Complètement embarquée dans l'évènement, aussi bien par Harut, notre cameraman, que par nos hôtes, je me suis laissée portée et n'ai pris qu'une ou deux pauvres photos. J'avais donné des consignes précises pour cette séquence : Les femmes, leurs gestes dans les préparatifs du repas, les ustensiles, la vaisselle, les objets décoratifs. Harut s'est surpassé et a réalisé de très belles images . Il m'a demandé si j'étais satisfaite . La réponse n'était pas nécessaire, j'étais tout sourire.Il y avait aussi le souhait d'une interview d' Arniné, la mère si fusionnelle avec ce fils qui a décidé, dès le début de la guerre, d'aller combattre. Elle avait accepté sa décision presque avec fierté ("Dans la famille nous sommes patriotes") et une bouffée d'angoisse aussi. Elle est allée, chaque jour, à l'église allumer des bougies pour ceux du village qui étaient partis. Ils sont tous revenus...grâce à Dieu. Les choses semblent se dégrader au Karabagh. Gurgen repartira t-il? La question ne se pose même pas. En reviendra t-il ? La question reste entière.
J'ai été sommée de revenir très vite pour découvrir les montagnes et passer une nuit à la maison... je suis revenue très vite. J'ai pu marcher dans les sentiers du Caucase, herboriser avec Arniné, dormir dans le canapé du salon, me faire câliner par Roza et...manger.

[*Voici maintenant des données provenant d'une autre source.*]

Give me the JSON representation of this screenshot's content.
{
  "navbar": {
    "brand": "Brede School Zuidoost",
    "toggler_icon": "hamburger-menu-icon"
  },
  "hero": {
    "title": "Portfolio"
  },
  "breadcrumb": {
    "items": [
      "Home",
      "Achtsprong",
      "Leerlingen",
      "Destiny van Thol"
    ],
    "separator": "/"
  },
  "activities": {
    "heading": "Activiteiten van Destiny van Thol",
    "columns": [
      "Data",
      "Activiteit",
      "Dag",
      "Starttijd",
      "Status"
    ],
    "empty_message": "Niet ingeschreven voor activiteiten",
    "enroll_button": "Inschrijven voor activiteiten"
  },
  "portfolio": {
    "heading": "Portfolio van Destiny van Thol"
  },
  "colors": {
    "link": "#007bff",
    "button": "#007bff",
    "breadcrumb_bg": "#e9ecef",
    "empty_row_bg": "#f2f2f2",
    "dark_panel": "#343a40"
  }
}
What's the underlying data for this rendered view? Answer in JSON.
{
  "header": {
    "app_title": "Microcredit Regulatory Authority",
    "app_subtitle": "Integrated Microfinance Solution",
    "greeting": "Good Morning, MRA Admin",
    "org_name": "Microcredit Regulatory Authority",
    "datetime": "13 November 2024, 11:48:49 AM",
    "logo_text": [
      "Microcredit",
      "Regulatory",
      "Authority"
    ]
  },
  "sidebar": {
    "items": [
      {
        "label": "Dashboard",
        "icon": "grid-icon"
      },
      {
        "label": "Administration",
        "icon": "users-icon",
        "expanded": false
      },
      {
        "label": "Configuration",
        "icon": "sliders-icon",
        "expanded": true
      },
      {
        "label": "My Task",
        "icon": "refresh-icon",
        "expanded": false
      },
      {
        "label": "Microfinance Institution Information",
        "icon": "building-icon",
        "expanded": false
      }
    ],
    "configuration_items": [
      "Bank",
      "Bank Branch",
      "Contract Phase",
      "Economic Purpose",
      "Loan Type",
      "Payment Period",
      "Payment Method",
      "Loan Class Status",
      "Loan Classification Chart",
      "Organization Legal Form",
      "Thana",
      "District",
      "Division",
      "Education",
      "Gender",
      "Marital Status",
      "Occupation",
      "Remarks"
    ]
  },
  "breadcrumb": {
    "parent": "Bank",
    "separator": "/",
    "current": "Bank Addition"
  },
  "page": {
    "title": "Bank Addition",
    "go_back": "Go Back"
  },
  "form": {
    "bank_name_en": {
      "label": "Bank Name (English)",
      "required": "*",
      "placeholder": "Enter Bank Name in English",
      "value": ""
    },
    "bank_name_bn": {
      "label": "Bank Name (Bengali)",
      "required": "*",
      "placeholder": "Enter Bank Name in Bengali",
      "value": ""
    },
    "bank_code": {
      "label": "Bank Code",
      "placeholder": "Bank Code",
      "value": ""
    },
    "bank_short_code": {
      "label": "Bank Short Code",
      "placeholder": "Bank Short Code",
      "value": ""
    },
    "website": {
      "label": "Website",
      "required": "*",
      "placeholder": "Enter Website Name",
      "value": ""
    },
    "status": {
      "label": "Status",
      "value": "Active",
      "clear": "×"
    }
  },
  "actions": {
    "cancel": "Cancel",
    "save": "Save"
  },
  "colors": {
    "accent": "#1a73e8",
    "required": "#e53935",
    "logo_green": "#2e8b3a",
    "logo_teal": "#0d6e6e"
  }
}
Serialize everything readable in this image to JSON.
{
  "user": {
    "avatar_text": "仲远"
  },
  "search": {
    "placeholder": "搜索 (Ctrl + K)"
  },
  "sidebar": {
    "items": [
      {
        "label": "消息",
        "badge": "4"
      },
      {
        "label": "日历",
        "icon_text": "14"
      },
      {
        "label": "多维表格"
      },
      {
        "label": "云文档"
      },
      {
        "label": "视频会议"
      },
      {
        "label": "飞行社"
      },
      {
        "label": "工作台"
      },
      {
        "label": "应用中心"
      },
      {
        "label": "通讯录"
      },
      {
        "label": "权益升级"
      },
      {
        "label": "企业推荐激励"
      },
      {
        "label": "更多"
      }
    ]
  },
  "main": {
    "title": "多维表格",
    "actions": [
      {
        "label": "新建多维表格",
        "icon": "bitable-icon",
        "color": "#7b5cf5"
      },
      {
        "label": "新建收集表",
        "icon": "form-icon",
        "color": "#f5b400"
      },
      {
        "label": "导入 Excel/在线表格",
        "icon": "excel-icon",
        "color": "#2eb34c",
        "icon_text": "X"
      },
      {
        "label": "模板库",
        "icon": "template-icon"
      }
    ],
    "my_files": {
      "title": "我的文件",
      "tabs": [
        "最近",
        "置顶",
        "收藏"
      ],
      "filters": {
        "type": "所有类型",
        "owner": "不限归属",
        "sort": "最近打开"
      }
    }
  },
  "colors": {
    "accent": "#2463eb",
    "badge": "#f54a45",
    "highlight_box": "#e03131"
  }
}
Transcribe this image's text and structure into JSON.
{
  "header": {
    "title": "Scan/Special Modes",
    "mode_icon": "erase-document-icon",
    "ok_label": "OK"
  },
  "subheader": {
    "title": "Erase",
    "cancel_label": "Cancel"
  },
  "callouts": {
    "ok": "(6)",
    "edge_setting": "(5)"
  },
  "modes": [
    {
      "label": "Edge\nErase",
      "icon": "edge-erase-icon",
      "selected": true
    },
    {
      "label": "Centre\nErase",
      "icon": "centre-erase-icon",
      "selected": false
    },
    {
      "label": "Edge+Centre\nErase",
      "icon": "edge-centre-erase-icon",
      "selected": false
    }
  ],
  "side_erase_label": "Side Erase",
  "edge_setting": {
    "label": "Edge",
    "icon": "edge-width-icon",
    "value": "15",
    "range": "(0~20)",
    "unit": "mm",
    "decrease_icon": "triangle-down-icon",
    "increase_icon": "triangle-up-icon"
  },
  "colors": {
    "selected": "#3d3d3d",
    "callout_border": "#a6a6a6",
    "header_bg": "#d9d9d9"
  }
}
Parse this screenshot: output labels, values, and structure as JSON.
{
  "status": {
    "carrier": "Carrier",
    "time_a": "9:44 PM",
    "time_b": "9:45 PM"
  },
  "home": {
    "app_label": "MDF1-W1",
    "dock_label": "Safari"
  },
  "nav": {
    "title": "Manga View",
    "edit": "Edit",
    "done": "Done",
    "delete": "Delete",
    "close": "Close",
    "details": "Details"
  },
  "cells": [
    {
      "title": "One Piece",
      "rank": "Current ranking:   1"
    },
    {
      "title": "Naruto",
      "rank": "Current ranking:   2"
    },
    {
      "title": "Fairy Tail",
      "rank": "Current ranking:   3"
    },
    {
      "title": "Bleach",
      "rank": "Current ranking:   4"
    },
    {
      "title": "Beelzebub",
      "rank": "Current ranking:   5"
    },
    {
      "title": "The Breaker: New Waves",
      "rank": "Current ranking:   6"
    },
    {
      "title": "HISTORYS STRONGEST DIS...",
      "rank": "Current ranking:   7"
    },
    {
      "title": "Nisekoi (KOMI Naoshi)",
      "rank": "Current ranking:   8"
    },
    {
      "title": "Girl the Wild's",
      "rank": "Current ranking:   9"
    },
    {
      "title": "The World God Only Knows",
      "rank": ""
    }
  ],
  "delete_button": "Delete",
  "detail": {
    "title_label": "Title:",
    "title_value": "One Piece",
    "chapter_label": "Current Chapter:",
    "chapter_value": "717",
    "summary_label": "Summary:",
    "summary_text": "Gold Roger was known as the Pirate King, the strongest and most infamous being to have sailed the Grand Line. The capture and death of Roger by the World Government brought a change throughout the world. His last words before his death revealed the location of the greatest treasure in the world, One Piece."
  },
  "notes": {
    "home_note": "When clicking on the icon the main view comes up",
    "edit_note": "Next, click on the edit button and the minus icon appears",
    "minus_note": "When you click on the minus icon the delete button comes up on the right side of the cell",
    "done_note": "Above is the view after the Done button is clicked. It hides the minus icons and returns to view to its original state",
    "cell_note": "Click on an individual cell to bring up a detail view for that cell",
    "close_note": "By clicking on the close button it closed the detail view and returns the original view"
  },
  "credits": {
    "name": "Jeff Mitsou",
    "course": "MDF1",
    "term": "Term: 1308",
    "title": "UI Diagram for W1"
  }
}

Arniné a chaussé ses pantoufles de marche et Gurgen endossé le sac pour le pique-nique. Des tomates, du fromage, des pêche et du pain juste sorti du four. J'ai proposé d'en prendre un peu pour alléger. Gurgen a rigolé . Il a arpenté le Karabargh dans la boue avec un sac de 45kg. Les arbres en arrière plan? C'est son père qui les a plantés. Il n'avait pas soixante ans lorsqu'il est décédé. Pas de rémission pour le cancer en Arménie. Le sac ? Il date de la grande guerre patriotique contre les allemands en 40; Un design astucieux et...durable.
J'en ai profité pour demander s'il y avait une plante miracle qui permettait d'abréger la fin de vie lorsque l'on perd son autonomie. Elle m'a regardée un peu effarée et m'a donné une réponse sidérante : "Mais Nikol, à ce moment là tu viendras chez moi et je m'occuperai de toi".